Livro: «A Família de Pascual Duarte», de Camilo José Cela (Círculo de Leitores, 179 pp.)
O primeiro livro do viajante incansável
As linhas que vêm a seguir a este parágrafo foram escritas já há uns anos. São de um texto que fiz para uma rubrica sobre livros que tive numa rádio – o autor do livro em causa é o escritor galego Camilo José Cela (1916 – 2002).
«A Família de Pascual Duarte», um romance que fez sair a literatura espanhola dos campos ermos em que se encontrava. É o primeiro livro do escritor espanhol Camilo José Cela, celebrado Prémio Nobel da Literatura em 1989. Em 1942, ano em que foi publicado pela primeira vez, constituiu uma autêntica revelação, pela audácia, pela originalidade do tema e pelo carácter bronco e desgarrado do clima humano que ressalta a cada página. Com este livro a literatura espanhola regressou ao mundo popular, o mundo campestre, povoado por seres absolutamente primários. Seres com instintos básicos e paixões selvagens que traduzem a barbárie ancestral de uma terra marcada pelo violência e pelo ódio. Em plena ressaca da Guerra Civil de Espanha, a um livro como este nada de bom se auguraria por terras de Espanha, onde um verme criminoso, baixote e barrigudo começava a deixar as suas marcas no papel de ditador. Assim, o livro teve a sua primeira edição na Argentina, o que não impediu um sucesso imediato. Haveria de tornar-se um dos mais lidos da língua castelhana.

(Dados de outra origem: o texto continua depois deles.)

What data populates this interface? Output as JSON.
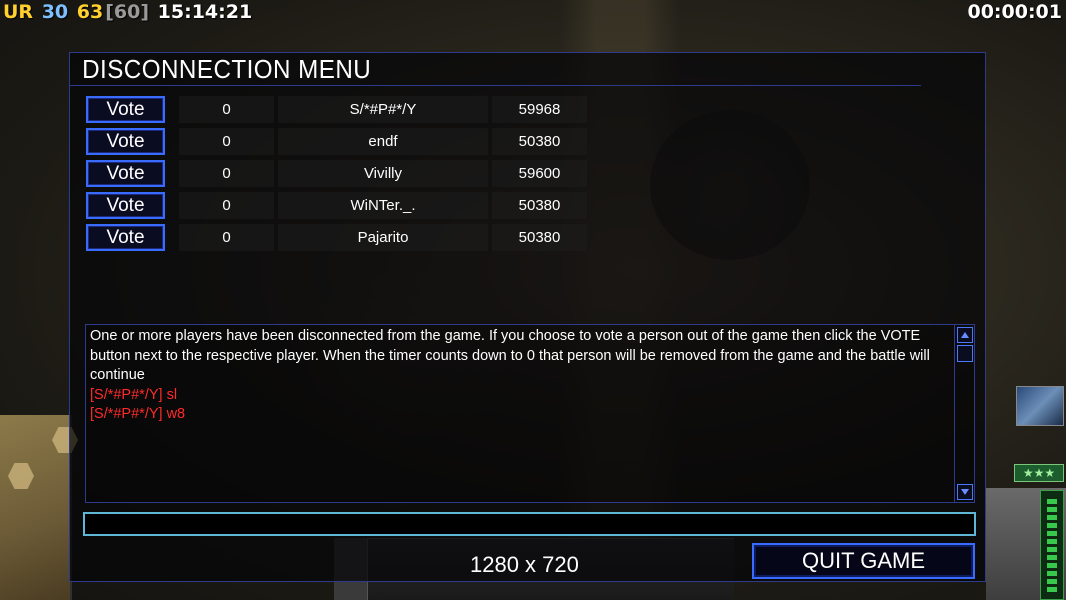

Camilo José Cela nasceu na Galiza, em 1916, na localidade de Iria Flávia, filho de pai espanhol e mãe inglesa. Estudou Direito, Medicina e Filosofia, mas essencialmente acabaria por ser um escritor. Mais do que um romancista, um escritor, dono de um talento verbal difícil de igualar, com um estilo meticuloso, muito elaborado, misturando habilmente a rudeza e a ternura. A sua obra é multifacetada. Nela destacam-se os contos e, principalmente, os livros de viagens, como o célebre «Viaje a la Alcarria», incluído entre nós num volume das Edições Asa de título «Vagabundo ao Serviço de Espanha». Cela sempre foi um viajante incansável e provavelmente não há caminho em Espanha que não tenha calcorreado. Conheceu o êxito, mas também atraiu o ódio de muita gente, pela escrita, pelos temas que abordava, pelas opiniões que emitia. Tornou-se um dos mais traduzidos e estudados escritores espanhóis, mas também um dos mais polémicos. Nos últimos anos da sua vida, por exemplo, deram brado em Espanha as suas opiniões sobre a homossexualidade de Lorca.
O romance «A Família de Pascual Duarte» trata da história de um camponês dos arredores de Badajoz, filho de mãe espanhola e pai português (de seu nome Estêvão Duarte Diniz). A trama enquadra-se na perfeição no clima de ódio e vingança decorrente dos anos da guerra fratricida que envolveu o país vizinho. Camilo José Cela, curiosamente, dedica o livro aos seus inimigos, que – afirma – tanto o ajudaram na sua carreira. E autodenomina-se um «transcritor». É ele que acha o manuscrito de Pascual Duarte numa farmácia de Almendralejo, perto de Badajoz. É Almendralejo a terra de Pascual Duarte, uma terra que muitas décadas depois se tornaria bem conhecida com uma efémera subida do seu modesto clube, o Extremadura, à multimilionária primeira liga do futebol espanhol.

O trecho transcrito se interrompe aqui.